Tuesday, August 19, 2008

When organizers run for office

In 1988 Michael Dukakis lost the state of Illinois by 100,000 votes. After graduating from Harvard Law Barack Obama moved to Chicago and headed a voter registration effort. He registered 150,000 voters prior to the 1992 election and Bill Clinton won the state and the Presidency.

Organizing communities, registering voters and turning out the vote are all important pieces of Barack Obama's past and his development as a political animal. It should then come as no surprise that a strong ground game is what Obama is banking on to carry him to a win this November.

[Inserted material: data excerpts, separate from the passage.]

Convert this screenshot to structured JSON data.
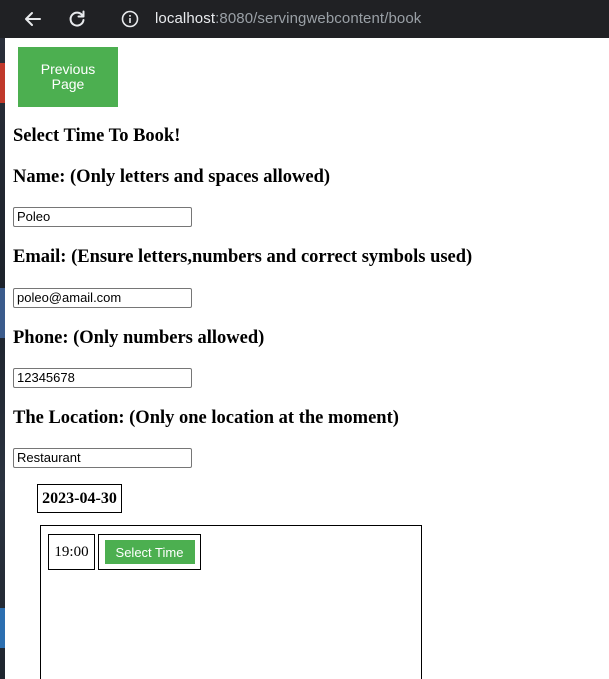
{
  "browser": {
    "url_host": "localhost",
    "url_rest": ":8080/servingwebcontent/book",
    "icons": [
      "back-arrow-icon",
      "reload-icon",
      "site-info-icon"
    ]
  },
  "page": {
    "previous_button": "Previous Page",
    "headings": {
      "title": "Select Time To Book!",
      "name": "Name: (Only letters and spaces allowed)",
      "email": "Email: (Ensure letters,numbers and correct symbols used)",
      "phone": "Phone: (Only numbers allowed)",
      "location": "The Location: (Only one location at the moment)"
    },
    "fields": {
      "name": "Poleo",
      "email": "poleo@amail.com",
      "phone": "12345678",
      "location": "Restaurant"
    },
    "date": "2023-04-30",
    "slots": [
      {
        "time": "19:00",
        "button": "Select Time"
      }
    ],
    "colors": {
      "accent": "#4caf50"
    }
  }
}
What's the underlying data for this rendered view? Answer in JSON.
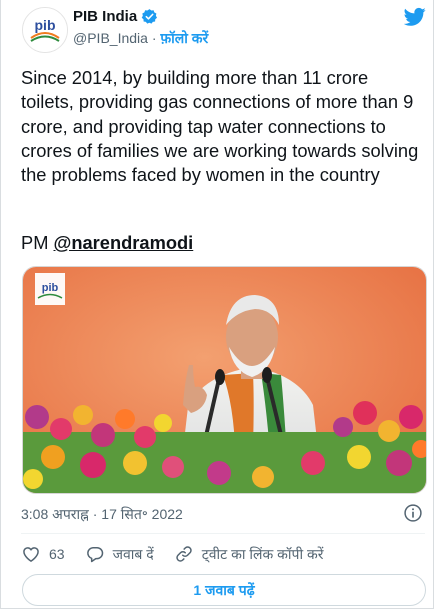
{
  "account": {
    "name": "PIB India",
    "handle": "@PIB_India",
    "separator": "·",
    "follow_label": "फ़ॉलो करें",
    "avatar_text": "pib"
  },
  "tweet": {
    "text": "Since 2014, by building more than 11 crore toilets, providing gas connections of more than 9 crore, and providing tap water connections to crores of families we are working towards solving the problems faced by women in the country",
    "pm_prefix": "PM ",
    "mention": "@narendramodi"
  },
  "media": {
    "logo_text": "pib"
  },
  "meta": {
    "timestamp": "3:08 अपराह्न · 17 सित॰ 2022"
  },
  "actions": {
    "like_count": "63",
    "reply_label": "जवाब दें",
    "copy_link_label": "ट्वीट का लिंक कॉपी करें"
  },
  "read_replies_label": "1 जवाब पढ़ें",
  "colors": {
    "accent": "#1d9bf0",
    "text": "#0f1419",
    "muted": "#536471"
  }
}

Field operations and ground games are not sexy. They don't inspire bloggers, journalists or pundits to pontificate and wax eloquently. They don't inspire debate on the cable tv shows. In fact field operations and ground games are barely discussed outside of campaign offices and campaign staffs. Ask any campaign professional though and they will tell you that elections are won and lost on the ground - who turns out voters in key precints that swing an entire state to one candidate?

DDay at Hullabaloo has a fantastic comprehensive look at the ground game in this fall. It's an absolute must read for anyone following the presidential race. It's also an important read for anyone Obama supporter fretting over the daily tracking polls. Obama's campaign and independent expenditure groups across the country are mounting a sizeable and formidable ground attack that the Republicans will not come close to matching.

The election will likely be close and may come down to a relative handful of votes in just a few states. In elections like those it is the months of long, hard hours on the ground by scores of staff and volunteers who make the difference. They are registering voters now. Soon they will be making contacts, id'ing voters, refining their messages and targets and contacting those voters again and again before election day. When an entire presidential election may be decided by a couple of thousand votes in a single state it is the ground game that makes the difference.